The whales consistently produce vowel-like sound types within their codas. These are brief click sequences used for social communication.
The study, led by linguist Gasper Beguš at the University of California, Berkeley, hints that these giant marine mammals could be shaping their clicks with a sophistication that edges closer to language.
Caribbean sperm whales exchange patterns of clicks called codas – short clustered signals used mainly in social communication rather than for hunting.
Each coda is a brief sequence, often only a fraction of a second long, that can be repeated many times during a group conversation.
Earlier studies off Dominica showed that sperm whales live in social units marked by dialects. These dialects are distinct click repertoires that signal clan identity.
Researchers mostly summarized codas by the number of clicks and the timing between them. They left the detailed sound quality in the background.
The study focuses on spectral patterns – frequency-based fingerprints that describe how energy is spread across a sound.
When the team compressed the gaps between clicks and sped up the audio, new regular structures appeared that had been hidden in earlier analyses.

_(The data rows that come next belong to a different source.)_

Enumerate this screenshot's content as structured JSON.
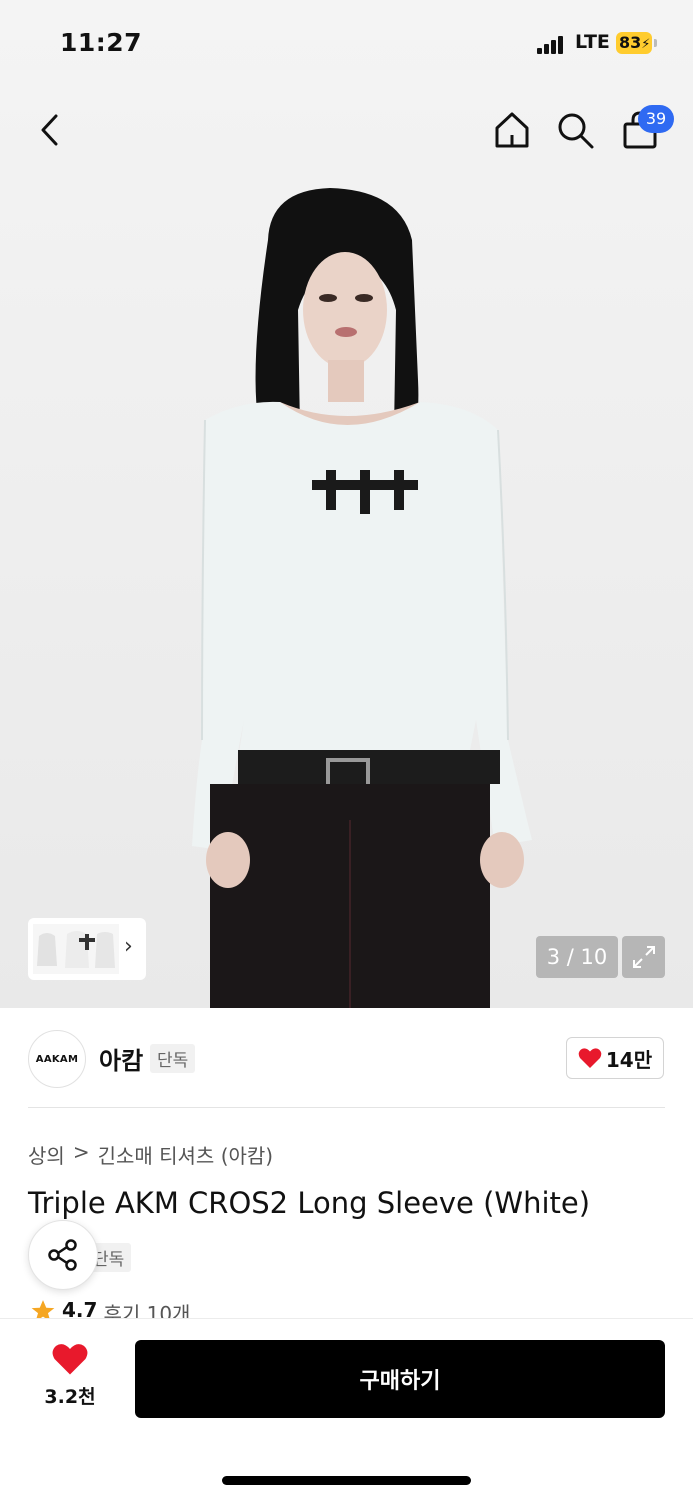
{
  "status_bar": {
    "time": "11:27",
    "network": "LTE",
    "battery": "83"
  },
  "header": {
    "cart_count": "39"
  },
  "gallery": {
    "counter": "3 / 10"
  },
  "brand": {
    "logo_text": "AAKAM",
    "name": "아캄",
    "tag": "단독",
    "likes": "14만"
  },
  "breadcrumb": {
    "level1": "상의",
    "separator": ">",
    "level2": "긴소매 티셔츠 (아캄)"
  },
  "product": {
    "title": "Triple AKM CROS2 Long Sleeve (White)",
    "tag": "단독",
    "rating": "4.7",
    "reviews": "후기 10개"
  },
  "bottom_bar": {
    "wish_count": "3.2천",
    "buy_label": "구매하기"
  },
  "colors": {
    "accent_badge": "#2f6af2",
    "heart": "#e8192c",
    "buy_button": "#000000",
    "battery": "#ffcc2e",
    "star": "#f5a623"
  },
  "icons": [
    "back-arrow-icon",
    "home-icon",
    "search-icon",
    "cart-icon",
    "expand-icon",
    "heart-icon",
    "share-icon",
    "star-icon",
    "chevron-right-icon"
  ]
}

They discovered that many codas show one or two stable formants, resonant frequency bands that help distinguish different vowel sounds in speech.
Codas with a single low formant roughly match an a-type pattern, while codas with two separated formants resemble an i-type pattern.
Some codas show moving formants that glide up or down, creating patterns similar to diphthongs – vowel sounds that change quality within a syllable.
These patterns suggest sperm whales layer multiple kinds of information into one click burst, not simple codes.
To test whether the vowel-like patterns were real or just artifacts, accidental features created by recording equipment – the team rechecked details of recordings.
They compared clicks made at different depths and body positions and still saw codas switching cleanly between a-type and i-type patterns.
Within a single coda, every click usually belonged to the same vowel type, producing a discrete, sharply separated pattern rather than a smooth blend.
If the differences had come only from chance or movement, the researchers would have expected many mixed codas. Instead, they saw tidy groupings.
Anatomical work on ear ossicles, tiny bones that pass sound inward, shows that sperm whales can detect frequencies above 30 kilohertz.
That sensitivity lines up with the ranges where the new coda vowels sit, which means whales are likely able to hear these differences clearly.

Long before the full acoustic analysis, Beguš tested a model called fiwGAN, a neural network that imitates sounds while encoding information.
When trained on human speech recordings, the model automatically organized its internal units in ways that matched real words and sound patterns.
Training a similar network on whale codas made it highlight representations, internal codes that track features it finds useful in timing and tone.
Those hints from artificial intelligence encouraged the human team to look more carefully at the fine-scale spectra of real clicks.
This approach shows how interpretability, the practice of inspecting what a model pays attention to, can guide scientists toward patterns they might otherwise miss.
The network highlighted spectral details, and acoustic tests confirmed that sperm whales use structured, vowel-like codas.
Across species, bioacoustics, the study of how animals use sound to communicate, shows that formants carry information about identity and body size.
In deer, monkeys, and other mammals, these resonant bands help listeners judge how large another individual is and whether it sounds threatening or friendly.
Experiments with gray seals show vocal learning – the ability to copy and adjust sounds – including subtle shifts in formants learned from human-like models.
If other mammals can consciously alter resonances, it becomes plausible that sperm whales adjust their air spaces to shape coda vowels in flexible ways.
In the codas, timing and vowel type appear partly orthogonal, able to vary independently without affecting each other.
That combinatorial structure suggests the system could encode many different messages. Researchers still do not know what any specific coda means.
“It was striking just how structured the system was,” said Beguš. For him, the regularity of the patterns hints that whales may organize information in careful ways. Humans still cannot read the code.
If whales use something close to language, ocean noise and hunting raise sharper questions because they can harm communication without causing injury.
“In a sense, language is the last frontier,” said Beguš, who hopes future work will reveal what codas mean in daily whale life. Next steps include comparing coda vowels across whale clans in other oceans.
Researchers also want to track calves as they grow, to learn when and how young animals start matching the adult click patterns.
The study is published in the journal Open Mind.